There are various biological and ecological characteristics that aid T. coccinea's ability to invade new areas. In most cases, T. coccinea can quickly colonize new habitats by using their ability to reproduce both sexually and asexually. This species can also grow and regenerate rapidly. This allows the T. coccinea to heal from any physical harm that may come to it quickly and efficiently. This coral also utilizes the ocean's currents to spread. They are able to use the currents because of T. coccinea's high fecundity and ability to produce planula larvae. These larvae are able to survive for days or even weeks before settling on a new surface. This allows the coral's offspring to spread and cover larger areas.

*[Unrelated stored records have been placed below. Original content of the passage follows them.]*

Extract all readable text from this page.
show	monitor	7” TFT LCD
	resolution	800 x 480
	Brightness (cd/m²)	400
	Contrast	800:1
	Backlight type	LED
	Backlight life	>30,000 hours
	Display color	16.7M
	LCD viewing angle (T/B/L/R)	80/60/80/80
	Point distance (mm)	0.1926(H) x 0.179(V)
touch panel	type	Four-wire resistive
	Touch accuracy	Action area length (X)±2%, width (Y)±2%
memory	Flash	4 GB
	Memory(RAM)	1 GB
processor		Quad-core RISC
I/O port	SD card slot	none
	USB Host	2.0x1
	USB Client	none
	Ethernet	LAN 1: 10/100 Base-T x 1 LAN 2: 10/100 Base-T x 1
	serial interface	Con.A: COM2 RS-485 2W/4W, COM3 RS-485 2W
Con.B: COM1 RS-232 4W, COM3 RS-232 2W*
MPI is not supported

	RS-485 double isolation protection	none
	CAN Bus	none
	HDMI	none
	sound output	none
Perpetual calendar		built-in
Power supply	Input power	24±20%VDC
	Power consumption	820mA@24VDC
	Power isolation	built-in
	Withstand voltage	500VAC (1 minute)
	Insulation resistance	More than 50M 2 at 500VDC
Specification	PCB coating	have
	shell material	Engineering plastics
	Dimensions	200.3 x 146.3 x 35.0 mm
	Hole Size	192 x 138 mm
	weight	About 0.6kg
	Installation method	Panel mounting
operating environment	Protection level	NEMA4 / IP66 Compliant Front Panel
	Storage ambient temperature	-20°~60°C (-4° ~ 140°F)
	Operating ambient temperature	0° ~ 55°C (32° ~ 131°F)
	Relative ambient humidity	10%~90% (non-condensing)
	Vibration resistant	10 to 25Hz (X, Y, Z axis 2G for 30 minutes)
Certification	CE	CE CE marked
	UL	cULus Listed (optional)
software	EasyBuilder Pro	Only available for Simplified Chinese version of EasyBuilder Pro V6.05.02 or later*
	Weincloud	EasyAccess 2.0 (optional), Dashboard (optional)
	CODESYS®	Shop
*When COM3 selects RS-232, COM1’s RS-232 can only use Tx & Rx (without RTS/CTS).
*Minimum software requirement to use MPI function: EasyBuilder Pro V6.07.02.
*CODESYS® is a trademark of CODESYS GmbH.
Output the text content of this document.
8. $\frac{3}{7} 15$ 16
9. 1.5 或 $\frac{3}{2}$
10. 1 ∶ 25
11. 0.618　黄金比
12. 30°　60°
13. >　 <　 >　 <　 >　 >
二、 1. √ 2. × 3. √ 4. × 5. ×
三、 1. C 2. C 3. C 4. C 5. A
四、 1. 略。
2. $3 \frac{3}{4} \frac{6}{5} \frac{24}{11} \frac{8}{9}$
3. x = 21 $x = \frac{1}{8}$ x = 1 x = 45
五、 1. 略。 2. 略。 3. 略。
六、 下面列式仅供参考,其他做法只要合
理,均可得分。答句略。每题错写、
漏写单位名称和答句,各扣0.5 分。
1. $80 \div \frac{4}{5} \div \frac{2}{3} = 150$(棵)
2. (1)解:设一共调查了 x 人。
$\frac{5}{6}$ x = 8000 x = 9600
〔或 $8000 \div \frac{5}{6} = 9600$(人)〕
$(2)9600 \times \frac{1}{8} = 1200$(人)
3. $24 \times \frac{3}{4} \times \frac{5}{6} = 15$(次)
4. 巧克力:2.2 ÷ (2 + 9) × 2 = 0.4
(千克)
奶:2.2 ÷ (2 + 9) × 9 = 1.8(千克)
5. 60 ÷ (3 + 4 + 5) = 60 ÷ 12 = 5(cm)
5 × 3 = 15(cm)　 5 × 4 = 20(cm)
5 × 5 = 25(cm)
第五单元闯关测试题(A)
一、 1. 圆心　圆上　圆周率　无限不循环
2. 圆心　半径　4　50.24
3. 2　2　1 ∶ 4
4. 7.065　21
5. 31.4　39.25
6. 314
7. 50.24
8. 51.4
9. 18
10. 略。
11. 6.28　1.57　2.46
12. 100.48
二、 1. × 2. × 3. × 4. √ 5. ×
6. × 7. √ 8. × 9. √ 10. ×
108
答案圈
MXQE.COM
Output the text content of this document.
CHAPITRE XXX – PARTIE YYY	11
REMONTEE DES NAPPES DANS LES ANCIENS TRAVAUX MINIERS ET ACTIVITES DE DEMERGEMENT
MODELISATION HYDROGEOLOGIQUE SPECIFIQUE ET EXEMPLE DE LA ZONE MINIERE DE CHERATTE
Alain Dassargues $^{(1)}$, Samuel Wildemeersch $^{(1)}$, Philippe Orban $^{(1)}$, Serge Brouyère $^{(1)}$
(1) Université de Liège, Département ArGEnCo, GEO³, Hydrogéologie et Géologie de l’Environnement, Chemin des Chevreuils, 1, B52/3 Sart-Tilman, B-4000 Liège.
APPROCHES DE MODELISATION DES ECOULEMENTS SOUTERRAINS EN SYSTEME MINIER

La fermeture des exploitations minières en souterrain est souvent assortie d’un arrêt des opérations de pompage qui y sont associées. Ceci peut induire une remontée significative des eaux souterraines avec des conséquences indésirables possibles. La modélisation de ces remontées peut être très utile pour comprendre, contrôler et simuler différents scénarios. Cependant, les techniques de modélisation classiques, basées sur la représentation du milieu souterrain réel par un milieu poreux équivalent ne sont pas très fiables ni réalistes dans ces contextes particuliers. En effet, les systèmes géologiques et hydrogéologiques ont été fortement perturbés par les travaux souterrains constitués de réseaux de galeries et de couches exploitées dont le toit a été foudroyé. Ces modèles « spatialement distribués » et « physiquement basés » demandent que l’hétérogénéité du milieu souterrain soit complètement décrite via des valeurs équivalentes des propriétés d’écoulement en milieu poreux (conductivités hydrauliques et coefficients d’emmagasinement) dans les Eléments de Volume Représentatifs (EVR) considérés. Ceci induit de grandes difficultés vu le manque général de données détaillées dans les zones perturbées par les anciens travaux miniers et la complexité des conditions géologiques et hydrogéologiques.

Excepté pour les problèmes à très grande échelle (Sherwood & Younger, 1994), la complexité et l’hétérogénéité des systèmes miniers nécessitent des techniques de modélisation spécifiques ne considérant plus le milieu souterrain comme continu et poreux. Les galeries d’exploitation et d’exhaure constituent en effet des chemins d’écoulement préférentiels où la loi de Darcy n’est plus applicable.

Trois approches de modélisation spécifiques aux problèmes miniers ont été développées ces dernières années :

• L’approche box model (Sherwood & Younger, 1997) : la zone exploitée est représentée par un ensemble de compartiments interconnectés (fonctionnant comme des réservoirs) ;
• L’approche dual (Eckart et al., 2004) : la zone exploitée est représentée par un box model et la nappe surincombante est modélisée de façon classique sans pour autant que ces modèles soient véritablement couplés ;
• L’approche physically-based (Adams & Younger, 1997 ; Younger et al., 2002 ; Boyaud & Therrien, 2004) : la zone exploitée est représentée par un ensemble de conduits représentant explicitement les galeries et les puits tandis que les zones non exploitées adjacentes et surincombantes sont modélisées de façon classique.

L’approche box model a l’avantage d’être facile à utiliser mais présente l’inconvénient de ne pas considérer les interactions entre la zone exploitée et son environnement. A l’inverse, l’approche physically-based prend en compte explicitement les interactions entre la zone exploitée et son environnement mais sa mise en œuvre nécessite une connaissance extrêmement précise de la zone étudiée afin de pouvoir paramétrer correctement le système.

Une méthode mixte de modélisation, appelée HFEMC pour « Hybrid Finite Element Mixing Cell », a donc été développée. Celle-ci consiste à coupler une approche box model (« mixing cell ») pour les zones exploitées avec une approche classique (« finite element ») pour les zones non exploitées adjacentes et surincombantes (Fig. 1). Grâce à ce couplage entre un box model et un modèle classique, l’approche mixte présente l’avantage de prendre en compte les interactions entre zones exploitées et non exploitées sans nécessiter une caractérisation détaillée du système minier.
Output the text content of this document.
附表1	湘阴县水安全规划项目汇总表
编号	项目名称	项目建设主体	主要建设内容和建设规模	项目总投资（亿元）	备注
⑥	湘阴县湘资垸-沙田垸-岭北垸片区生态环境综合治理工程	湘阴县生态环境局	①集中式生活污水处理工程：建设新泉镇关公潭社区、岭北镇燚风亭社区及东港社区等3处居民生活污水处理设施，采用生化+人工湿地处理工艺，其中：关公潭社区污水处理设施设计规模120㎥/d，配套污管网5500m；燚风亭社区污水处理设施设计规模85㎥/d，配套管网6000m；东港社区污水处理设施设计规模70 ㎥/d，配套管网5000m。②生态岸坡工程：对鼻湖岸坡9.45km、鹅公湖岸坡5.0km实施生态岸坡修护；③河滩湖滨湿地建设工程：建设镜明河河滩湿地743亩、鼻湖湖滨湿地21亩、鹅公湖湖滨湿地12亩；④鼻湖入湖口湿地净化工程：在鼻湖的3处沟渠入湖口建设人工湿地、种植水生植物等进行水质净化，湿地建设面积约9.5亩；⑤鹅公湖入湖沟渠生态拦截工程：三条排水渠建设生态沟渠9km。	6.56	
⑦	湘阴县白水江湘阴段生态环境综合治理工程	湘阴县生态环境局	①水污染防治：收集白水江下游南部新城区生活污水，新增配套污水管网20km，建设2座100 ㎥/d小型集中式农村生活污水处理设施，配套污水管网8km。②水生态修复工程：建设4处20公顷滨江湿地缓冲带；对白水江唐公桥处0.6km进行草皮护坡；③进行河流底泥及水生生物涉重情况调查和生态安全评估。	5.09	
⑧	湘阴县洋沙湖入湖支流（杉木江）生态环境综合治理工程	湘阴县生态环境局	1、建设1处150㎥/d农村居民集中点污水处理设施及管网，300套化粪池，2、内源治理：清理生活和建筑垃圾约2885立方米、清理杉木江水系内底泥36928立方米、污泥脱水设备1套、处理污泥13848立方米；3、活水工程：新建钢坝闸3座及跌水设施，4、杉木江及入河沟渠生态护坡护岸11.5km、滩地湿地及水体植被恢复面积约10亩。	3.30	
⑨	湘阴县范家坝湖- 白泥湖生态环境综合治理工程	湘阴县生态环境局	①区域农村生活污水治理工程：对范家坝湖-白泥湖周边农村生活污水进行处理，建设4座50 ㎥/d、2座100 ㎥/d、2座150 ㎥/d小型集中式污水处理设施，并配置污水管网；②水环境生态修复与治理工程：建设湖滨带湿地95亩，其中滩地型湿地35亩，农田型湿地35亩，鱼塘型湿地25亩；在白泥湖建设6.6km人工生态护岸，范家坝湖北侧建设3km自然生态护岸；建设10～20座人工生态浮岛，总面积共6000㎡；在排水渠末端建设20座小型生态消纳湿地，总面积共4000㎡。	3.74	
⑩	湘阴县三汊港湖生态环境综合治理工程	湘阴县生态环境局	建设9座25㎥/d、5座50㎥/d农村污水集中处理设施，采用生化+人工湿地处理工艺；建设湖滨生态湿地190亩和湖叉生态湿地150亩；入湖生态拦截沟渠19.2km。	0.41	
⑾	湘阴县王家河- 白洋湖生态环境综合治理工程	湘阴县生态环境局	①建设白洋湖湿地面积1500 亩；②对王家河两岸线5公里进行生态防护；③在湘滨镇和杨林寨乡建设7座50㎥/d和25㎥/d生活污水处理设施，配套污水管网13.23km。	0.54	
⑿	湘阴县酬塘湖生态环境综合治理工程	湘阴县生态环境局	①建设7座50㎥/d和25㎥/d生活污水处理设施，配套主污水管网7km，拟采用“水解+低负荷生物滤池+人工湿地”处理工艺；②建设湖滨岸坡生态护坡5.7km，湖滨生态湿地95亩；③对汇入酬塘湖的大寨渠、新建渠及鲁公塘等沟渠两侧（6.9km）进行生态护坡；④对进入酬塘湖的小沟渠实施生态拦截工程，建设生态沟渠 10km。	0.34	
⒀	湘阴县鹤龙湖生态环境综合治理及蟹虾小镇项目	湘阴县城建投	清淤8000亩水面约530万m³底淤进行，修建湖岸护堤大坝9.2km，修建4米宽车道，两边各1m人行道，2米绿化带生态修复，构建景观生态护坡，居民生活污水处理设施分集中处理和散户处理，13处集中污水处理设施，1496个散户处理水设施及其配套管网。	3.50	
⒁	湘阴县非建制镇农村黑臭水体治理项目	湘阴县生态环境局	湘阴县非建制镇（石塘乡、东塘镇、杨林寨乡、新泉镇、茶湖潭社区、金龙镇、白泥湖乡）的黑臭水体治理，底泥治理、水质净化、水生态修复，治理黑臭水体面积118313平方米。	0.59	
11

T. coccineas ability to colonize a wide range of depths and habitats, including low light and murky waters, also allows this coral to inhabit and take control of areas that may not have established native organisms. T. coccinea's growth and invasions will severely disrupt local ecosystems and native organisms. The reason it is so disruptive is because it regularly outcompetes and outgrows the native species. T. coccinea's domination of the native environment will change the composition of reef communities and frequently result in decreased biodiversity. Its dominance reduces the structural complexity of reefs, homogenizes habitats, and forms monocultures on hard substrates.

== Human impact and conservation ==
Semi-submersible platforms serve as a major contributor to the spread of T. coccinea. Rather, T. coccinea have been known to affix themselves to long distance ships and release themselves upon reaching an optimal temperature range. As human trade routes continue to expand, T. coccinea invasions are likely to expand which presses the need for better control methods. While few natural attempts to rid T. coccinea have been successful, synthesized compounds may offer an alternative approach. Recently, the naturally synthetic compound, 1-hydroxy-2-O-acyl-sn-glycero-3-phosphocholine has shown some promise. According to a 2022 study, this synthesized compound was able to eliminate roughly 35% to 3% of invasive cup coral larvae with the average lethal concentration being 142.2 μg/mL. Other chemical control methods have been proposed. For example, sodium hypochlorite (2.5% active chlorine) has been tested against T. coccinea at various concentrations. At 150 ppm and 200 ppm, a nearly 100% mortality rate was observed in colonies in 5 hours and 3 hours respectively. Similarly, immersion of colonies in half or full concentrations of acetic acid has been shown to be effective at killing T. coccinea. Given its vibrant colors, T. coccinea is often found as part of aquariums and for commercial purchase, both promoting another potential vector for invasions.